Hospitals and health systems play a central, irreplaceable role in our society. That’s why it is so concerning that hospitals are being squeezed by a huge array of financial pressures — from inflation and skyrocketing drug prices to the cost of medical supplies and equipment, critical workforce shortages, and labor costs.

And while the costs of providing care have skyrocketed, the reimbursements flowing into hospitals have not kept up. The federal government is one major offender: Medicare only reimburses hospitals at 82 cents on the dollar, totaling $99.2 billion in underpayments in 2022 alone. At the same time, while many corporate insurance companies bank record profits for themselves, their approval delays and coverage denials frequently leave hospitals and patients on the hook.

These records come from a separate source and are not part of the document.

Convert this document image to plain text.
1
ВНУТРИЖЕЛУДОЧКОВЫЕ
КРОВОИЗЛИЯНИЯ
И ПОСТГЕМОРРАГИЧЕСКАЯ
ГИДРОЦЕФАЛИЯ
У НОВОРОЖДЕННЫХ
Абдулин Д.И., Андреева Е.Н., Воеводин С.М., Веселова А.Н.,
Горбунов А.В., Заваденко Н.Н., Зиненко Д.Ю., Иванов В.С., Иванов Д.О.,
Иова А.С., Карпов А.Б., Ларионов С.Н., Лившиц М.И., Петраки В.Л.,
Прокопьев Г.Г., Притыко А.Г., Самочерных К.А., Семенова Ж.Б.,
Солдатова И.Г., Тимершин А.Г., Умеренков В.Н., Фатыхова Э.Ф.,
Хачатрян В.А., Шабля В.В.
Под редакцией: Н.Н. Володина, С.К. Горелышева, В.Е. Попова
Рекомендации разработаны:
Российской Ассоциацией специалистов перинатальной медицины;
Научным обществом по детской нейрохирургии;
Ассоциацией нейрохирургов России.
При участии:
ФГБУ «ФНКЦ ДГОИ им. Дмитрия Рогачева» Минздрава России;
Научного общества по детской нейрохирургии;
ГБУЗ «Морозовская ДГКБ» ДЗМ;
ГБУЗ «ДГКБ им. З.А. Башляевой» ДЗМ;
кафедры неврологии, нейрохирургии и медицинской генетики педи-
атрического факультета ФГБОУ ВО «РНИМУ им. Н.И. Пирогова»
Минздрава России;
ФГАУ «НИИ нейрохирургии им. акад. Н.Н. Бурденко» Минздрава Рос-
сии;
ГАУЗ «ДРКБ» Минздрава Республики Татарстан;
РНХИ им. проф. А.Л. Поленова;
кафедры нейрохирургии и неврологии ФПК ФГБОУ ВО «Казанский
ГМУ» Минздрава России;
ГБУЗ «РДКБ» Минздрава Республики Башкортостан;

Policymakers have been asking our hospitals to do more and more with less and less. The math just isn’t adding up. A majority of our nation’s hospitals operated at a financial loss in 2022. Nearly 150 rural hospitals and counting have had to cut services or close their doors over the last decade. Many more are at risk of following suit.

“The status quo cannot continue,” Agee continues. “Our current trajectory could leave fewer patients with 24/7 access to high-quality, complex care … Patients and caregivers know hospitals are unique and vital. And the data prove that hospitals are unique and vital. Policymakers must understand this, too.